Teenage Hormone Therapy Linked to Fertility Problems
25 October 2004
Research in (The Lancet) suggests that tall girls who are given estrogen therapy in adolescence to reduce their adult height are more likely to
experience later fertility problems. Estrogen treatment to reduce the adult
height of tall girls has been in use since the 1950's. The
treatment alters the development of the long bones and has been reported to
reduce adult height by 2-10 cm.
The research showed that treated women were more likely to have tried for a
year or more to become pregnant without success, more likely to have seen a
doctor because they were having difficulty becoming pregnant and were twice
as likely to have ever taken fertility drugs compared with women not given
hormone therapy.
In terms of the time to first pregnancy, women who had received estrogen
therapy in adolescence were 40% less likely to conceive in any given
menstrual cycle of unprotected intercourse.
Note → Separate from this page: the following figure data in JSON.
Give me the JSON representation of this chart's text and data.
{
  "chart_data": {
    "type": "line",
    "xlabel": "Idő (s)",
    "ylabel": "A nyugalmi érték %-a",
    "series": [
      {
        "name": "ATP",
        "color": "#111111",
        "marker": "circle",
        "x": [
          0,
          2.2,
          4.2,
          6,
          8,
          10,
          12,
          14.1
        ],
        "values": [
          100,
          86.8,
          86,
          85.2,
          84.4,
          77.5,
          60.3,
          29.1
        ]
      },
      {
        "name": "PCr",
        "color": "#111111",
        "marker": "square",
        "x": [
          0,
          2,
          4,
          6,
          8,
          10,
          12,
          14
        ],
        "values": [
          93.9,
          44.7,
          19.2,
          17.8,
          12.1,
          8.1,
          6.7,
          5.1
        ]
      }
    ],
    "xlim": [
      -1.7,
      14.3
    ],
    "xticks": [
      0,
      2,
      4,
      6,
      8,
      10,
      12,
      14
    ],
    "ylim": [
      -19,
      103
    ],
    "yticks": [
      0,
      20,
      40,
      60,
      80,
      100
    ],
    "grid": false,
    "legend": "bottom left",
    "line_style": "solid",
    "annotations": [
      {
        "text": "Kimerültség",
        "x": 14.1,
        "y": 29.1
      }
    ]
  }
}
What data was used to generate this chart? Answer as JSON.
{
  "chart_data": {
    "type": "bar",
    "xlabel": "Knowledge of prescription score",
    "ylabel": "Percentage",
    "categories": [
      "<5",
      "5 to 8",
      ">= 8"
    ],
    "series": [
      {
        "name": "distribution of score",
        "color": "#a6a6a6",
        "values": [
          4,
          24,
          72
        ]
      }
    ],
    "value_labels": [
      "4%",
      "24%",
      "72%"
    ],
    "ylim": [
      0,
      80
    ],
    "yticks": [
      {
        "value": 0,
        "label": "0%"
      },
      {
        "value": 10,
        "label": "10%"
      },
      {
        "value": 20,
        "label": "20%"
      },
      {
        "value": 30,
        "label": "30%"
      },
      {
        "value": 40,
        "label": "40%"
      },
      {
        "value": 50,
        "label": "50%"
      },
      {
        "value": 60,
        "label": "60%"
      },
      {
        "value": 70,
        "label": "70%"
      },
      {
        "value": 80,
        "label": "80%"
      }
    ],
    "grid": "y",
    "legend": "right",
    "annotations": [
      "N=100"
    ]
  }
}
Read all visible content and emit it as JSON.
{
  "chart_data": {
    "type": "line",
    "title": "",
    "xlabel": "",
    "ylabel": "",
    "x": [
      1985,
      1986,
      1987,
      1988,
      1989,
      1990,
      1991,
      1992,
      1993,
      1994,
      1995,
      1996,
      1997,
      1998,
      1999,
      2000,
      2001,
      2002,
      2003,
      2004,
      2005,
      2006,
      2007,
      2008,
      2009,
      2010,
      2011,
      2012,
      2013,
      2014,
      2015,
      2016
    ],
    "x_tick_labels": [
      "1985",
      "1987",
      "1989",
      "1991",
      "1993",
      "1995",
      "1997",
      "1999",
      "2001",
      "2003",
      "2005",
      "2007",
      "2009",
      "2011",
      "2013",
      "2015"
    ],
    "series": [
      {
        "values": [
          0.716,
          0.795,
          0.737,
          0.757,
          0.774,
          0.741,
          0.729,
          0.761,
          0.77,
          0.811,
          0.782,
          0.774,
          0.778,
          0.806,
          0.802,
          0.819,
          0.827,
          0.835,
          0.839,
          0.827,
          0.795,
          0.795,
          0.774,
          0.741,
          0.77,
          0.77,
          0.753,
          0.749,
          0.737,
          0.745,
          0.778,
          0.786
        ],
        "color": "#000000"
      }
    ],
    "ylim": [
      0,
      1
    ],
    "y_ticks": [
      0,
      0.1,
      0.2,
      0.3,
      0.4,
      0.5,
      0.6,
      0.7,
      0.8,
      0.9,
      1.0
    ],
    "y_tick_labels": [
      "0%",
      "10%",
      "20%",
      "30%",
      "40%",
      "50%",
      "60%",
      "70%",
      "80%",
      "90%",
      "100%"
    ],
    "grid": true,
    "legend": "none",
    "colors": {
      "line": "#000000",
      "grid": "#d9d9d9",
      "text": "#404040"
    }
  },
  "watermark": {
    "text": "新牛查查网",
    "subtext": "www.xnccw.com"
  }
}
Lead investigator Alison Venn,
from the University of Tasmania, said: "Our findings indicate that exposure
to high-dose estrogens in adolescence is associated with impaired fertility
in later life. This effect was seen as both a reduced per cycle rate of
conception in those who conceived, and as an increase in the risk of
experiencing infertility. The availability of infertility treatments is
likely to have contributed to the finding that women who were treated for
tall stature had only a small decrease in the probability of eventually
conceiving and having a live birth compared with untreated women."